There are a lot of shows at that moment that draw on comic book influences, Gotham is one of the more oblique references. Set in Batman’s city it tracks the progress of a young detective, Jim Gordon, who will, in the time of Batman be Commissioner Gordon. In keeping with this Batman is still a young Bruce Wayne, reeling from the death of his parents, Catwoman is a streetwise young thief and the Penguin is busy rising to the top of the criminal underworld. Gotham is not for children, but not particularly for reasons of gore. The central message is that anyone interacting with a city as corrupt as Gotham must, in part, allow themselves to cross moral boundaries to be effective.

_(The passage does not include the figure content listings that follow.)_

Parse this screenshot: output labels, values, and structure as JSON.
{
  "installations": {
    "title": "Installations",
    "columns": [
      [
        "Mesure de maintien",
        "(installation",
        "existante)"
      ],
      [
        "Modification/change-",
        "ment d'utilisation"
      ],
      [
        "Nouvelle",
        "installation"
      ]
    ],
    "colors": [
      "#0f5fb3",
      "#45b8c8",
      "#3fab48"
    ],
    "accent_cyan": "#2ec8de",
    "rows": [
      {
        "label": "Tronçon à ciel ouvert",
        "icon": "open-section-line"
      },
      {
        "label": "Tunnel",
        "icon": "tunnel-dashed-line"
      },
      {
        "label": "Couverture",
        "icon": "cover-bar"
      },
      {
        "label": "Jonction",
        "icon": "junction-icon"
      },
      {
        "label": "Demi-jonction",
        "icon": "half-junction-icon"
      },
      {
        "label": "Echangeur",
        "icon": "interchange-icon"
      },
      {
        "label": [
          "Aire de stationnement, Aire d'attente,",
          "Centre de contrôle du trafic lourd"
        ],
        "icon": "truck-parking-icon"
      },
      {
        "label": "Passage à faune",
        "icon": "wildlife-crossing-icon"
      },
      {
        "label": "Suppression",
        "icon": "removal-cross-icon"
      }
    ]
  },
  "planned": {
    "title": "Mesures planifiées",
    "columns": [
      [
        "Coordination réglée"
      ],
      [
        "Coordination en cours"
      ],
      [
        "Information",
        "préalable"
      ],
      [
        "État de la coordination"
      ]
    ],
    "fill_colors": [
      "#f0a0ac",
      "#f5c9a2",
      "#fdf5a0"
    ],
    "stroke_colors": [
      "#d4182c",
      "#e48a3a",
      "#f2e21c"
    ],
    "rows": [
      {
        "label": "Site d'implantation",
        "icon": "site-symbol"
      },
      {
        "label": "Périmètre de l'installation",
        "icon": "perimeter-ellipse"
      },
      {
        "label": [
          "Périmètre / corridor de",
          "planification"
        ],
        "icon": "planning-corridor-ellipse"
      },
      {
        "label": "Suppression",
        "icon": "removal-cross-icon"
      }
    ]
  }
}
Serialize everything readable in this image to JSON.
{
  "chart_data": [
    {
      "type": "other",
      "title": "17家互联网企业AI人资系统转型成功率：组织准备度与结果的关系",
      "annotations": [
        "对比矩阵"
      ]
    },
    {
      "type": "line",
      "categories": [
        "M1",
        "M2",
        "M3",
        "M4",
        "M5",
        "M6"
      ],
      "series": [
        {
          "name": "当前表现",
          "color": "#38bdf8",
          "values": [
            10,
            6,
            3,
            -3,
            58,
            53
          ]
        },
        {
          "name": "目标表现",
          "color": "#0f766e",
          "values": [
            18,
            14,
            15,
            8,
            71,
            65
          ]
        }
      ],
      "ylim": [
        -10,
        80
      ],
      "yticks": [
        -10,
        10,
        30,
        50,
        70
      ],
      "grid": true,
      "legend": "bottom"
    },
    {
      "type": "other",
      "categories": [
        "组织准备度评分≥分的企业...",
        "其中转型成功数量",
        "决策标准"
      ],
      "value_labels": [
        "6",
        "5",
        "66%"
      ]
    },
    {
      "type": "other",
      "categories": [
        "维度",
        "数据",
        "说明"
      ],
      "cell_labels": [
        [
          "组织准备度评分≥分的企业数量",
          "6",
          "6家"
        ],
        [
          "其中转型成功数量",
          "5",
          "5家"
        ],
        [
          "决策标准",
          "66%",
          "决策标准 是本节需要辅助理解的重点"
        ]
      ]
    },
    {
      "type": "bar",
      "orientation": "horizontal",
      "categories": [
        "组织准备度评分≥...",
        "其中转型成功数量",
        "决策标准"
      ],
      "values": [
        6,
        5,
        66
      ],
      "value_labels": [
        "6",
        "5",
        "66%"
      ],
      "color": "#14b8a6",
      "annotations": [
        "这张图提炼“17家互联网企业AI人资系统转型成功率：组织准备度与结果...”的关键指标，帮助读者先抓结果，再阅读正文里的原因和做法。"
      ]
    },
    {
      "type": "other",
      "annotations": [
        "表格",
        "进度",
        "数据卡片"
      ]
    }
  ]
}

We see Gordon, a straight laced detective, continually forced to make decisions that take him away from traditional concepts of write and wrong. I enjoy the show because it’s not afraid to dirty up the main characters even if this means they become unlikeable from an audience point of view. A gritty visual style only adds more to the general feel of grime. More and more it becomes obvious that the only way in which Bruce Wayne could fight crime in a city this septic, is to assume the mantle of Batman. Gotham is grim and compelling and most of all unafraid to present characters as realistically human, unless of course they are mutated super villains.
1. Ray Donovan
Without doubt, Ray Donovan is the best show I have seen this year and indeed, the best show I have seen in a long time. The eponymous lead (not hero) is played by Liev Schreiber who is a Hollywood hard man, employed by agents and lawyers to get his hands dirty protecting their famous clients. This backdrop provides sufficient action for the real drama which stems from the various dysfunctional relationships within the Donovan family. The tension plays out through alcoholism, infidelity and teenage rebellion at a pace that never lets up. If it only starred Liev Schrieber and Paula Malcolmson (who plays his long suffering wife) it would be merely good. Adding to this a flawless supporting cast which elevates it to great and Jon Voight, in the best performance I have seen him give to date, takes it to the heady heights that only the Sopranos and Breaking Bad have ever managed to hit. The fact that Ray Donovan hits this show after show is testament to how right it gets every single aspect. A scene where Voight attends a survivors group meeting with his youngest son stays with me as one of the best scenes I have ever seen in a television programme. The sense of a man utterly incapable of accepting and dealing with the experiences of his son is palpable as he veers between off colour jokes and snarled disinterest. Ray Donovan is the best TV show I have seen for a very long time, certainly better than Breaking Bad, certainly as good as the Sopranos. Whether it has the legs of David Chase’s Magnum Opus I don’t know but I am looking forward to finding out.